The index — it tracks observed or registered home prices across 11 CMAs, so long as they have been sold at least twice — fell 0.4%, on a seasonally adjusted basis, between September and October. Before adjusting for seasonal effects, the index slipped by 1% in September (after seeing a 1.3% decrease the month prior), marking the second straight monthly decline.
Teranet and National Bank attribute those drops to the broader context of the resale market, which they say is “losing momentum” due not only to rising interest rates, but exacerbated affordability problems and a “less buoyant” job market.
“Indeed, market conditions have eased across the country, so that the number of months of inventory rose to 4.1 in October, a level similar to that prevailing before the pandemic, but still lower for the moment than the historical norm,” says a press release accompanying October’s reading.
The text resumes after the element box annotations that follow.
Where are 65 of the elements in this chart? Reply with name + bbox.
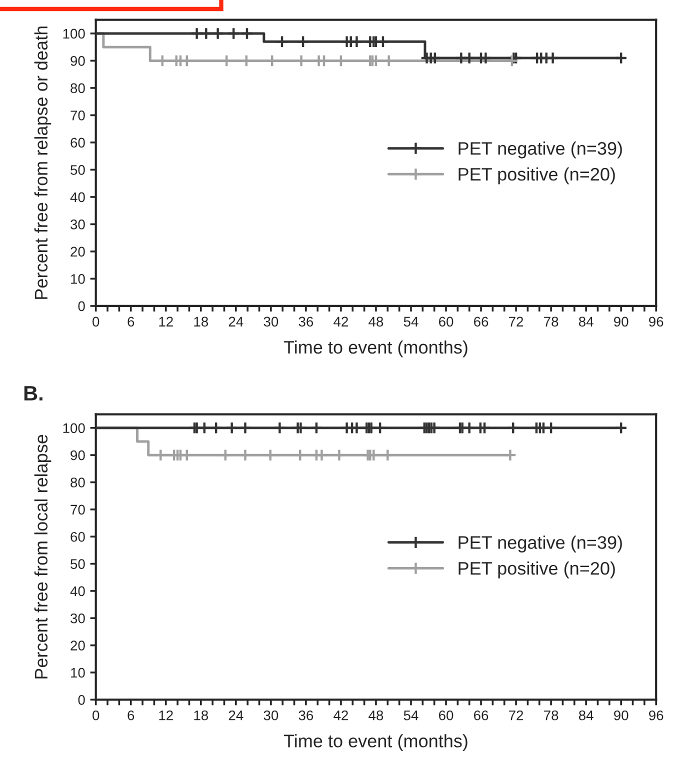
x-tick-label: 36 — [298, 710, 314, 720]
x-tick-label: 84 — [578, 316, 594, 327]
y-tick-label: 50 — [70, 165, 85, 175]
x-tick-label: 54 — [404, 710, 418, 720]
x-tick-label: 42 — [334, 316, 348, 326]
x-tick-label: 66 — [474, 710, 488, 720]
x-tick-label: 96 — [649, 316, 664, 327]
x-tick-label: 24 — [228, 316, 244, 326]
y-tick-label: 60 — [70, 532, 85, 542]
y-tick-label: 20 — [70, 246, 85, 257]
x-tick-label: 12 — [159, 316, 173, 326]
y-tick-label: 70 — [70, 110, 85, 120]
y-tick-label: 60 — [70, 138, 85, 148]
y-tick-label: 30 — [70, 220, 85, 230]
y-axis-title: Percent free from local relapse — [34, 434, 52, 678]
x-tick-label: 0 — [92, 316, 100, 327]
y-tick-label: 100 — [63, 28, 85, 39]
x-tick-label: 18 — [194, 316, 208, 327]
x-tick-label: 78 — [544, 316, 558, 327]
x-tick-label: 96 — [649, 710, 664, 720]
chart-title: B. — [24, 386, 42, 400]
x-tick-label: 60 — [438, 710, 454, 720]
y-tick-label: 90 — [70, 56, 85, 66]
y-tick-label: 40 — [70, 192, 85, 202]
x-tick-label: 90 — [614, 316, 628, 327]
y-tick-label: 40 — [70, 586, 85, 596]
x-tick-label: 48 — [368, 710, 384, 720]
y-tick-label: 20 — [70, 640, 85, 650]
x-tick-label: 6 — [128, 316, 134, 327]
y-tick-label: 0 — [78, 301, 85, 312]
x-tick-label: 66 — [474, 316, 488, 327]
x-tick-label: 60 — [438, 316, 454, 327]
y-tick-label: 80 — [70, 478, 85, 488]
x-tick-label: 0 — [92, 710, 100, 720]
y-tick-label: 90 — [70, 450, 85, 460]
x-axis-title: Time to event (months) — [284, 340, 468, 358]
y-tick-label: 10 — [71, 668, 85, 678]
x-axis-title: Time to event (months) — [284, 734, 468, 751]
x-tick-label: 72 — [509, 316, 524, 326]
legend-label: PET negative (n=39) — [458, 142, 622, 158]
legend-label: PET positive (n=20) — [458, 167, 615, 184]
x-tick-label: 36 — [298, 316, 314, 327]
legend-label: PET positive (n=20) — [458, 562, 615, 578]
x-tick-label: 84 — [578, 710, 594, 720]
legend-label: PET negative (n=39) — [458, 536, 622, 552]
y-tick-label: 10 — [71, 274, 85, 284]
x-tick-label: 30 — [264, 710, 278, 720]
y-axis-title: Percent free from relapse or death — [34, 26, 52, 299]
y-tick-label: 70 — [70, 504, 85, 515]
x-tick-label: 48 — [368, 316, 384, 327]
x-tick-label: 12 — [159, 710, 173, 720]
y-tick-label: 0 — [78, 695, 85, 705]
x-tick-label: 30 — [264, 316, 278, 327]
y-tick-label: 50 — [70, 559, 85, 569]
y-tick-label: 30 — [70, 613, 85, 624]
x-tick-label: 24 — [228, 710, 244, 720]
x-tick-label: 54 — [404, 316, 418, 327]
y-tick-label: 80 — [70, 83, 85, 94]
x-tick-label: 90 — [614, 710, 628, 720]
x-tick-label: 42 — [334, 710, 348, 720]
x-tick-label: 6 — [128, 710, 134, 720]
x-tick-label: 72 — [509, 710, 524, 720]
x-tick-label: 18 — [194, 710, 208, 720]
y-tick-label: 100 — [63, 423, 85, 434]
x-tick-label: 78 — [544, 710, 558, 720]
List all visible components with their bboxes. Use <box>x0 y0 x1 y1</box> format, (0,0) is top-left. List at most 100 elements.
Although the composite index represents a “weighted average” of observed or registered home prices in Victoria, Vancouver, Calgary, Edmonton, Winnipeg, Hamilton, Toronto, Ottawa-Gatineau, Montreal, Quebec City, and Halifax, Teranet and National Bank track prices in 31 Canadian cities in total. Of those, 58% saw home prices soften to some degree.
More specifically, home prices slipped month over month in Toronto (-1.6%), Edmonton (-1.2%), Vancouver (-1.1%), Ottawa-Gatineau (-1.1%), Saint John (-5.3%), Trois-Rivières (-3.3%), and London (-2.5%).
On the flip side, monthly increases were observed in Montreal (+3.7%), Halifax (+1.1%), Winnipeg (+1.0%), Moncton (+4.6%), Kingston (+3.8%), and Peterborough (+2.6%).
“In the months ahead, prices are likely to continue to decline, while interest rates remain high and the economic context will be less favourable, representing headwinds for the sector despite the support of historical demographic growth,” says the release.
Year over year, the index edged up 2.8% last month. This was due to gains recorded in Halifax (+12.5%), Victoria (+6.5%), and Quebec City (+6.3%). As well, Moncton and Sherbrooke saw annual price gains of 13% and 9.4%, respectively.
Conversely, home prices lagged on a year-over-year basis in Edmonton (-3.6%), Ottawa-Gatineau (-0.5%), London (-2.1%), and Barrie (-0.9%).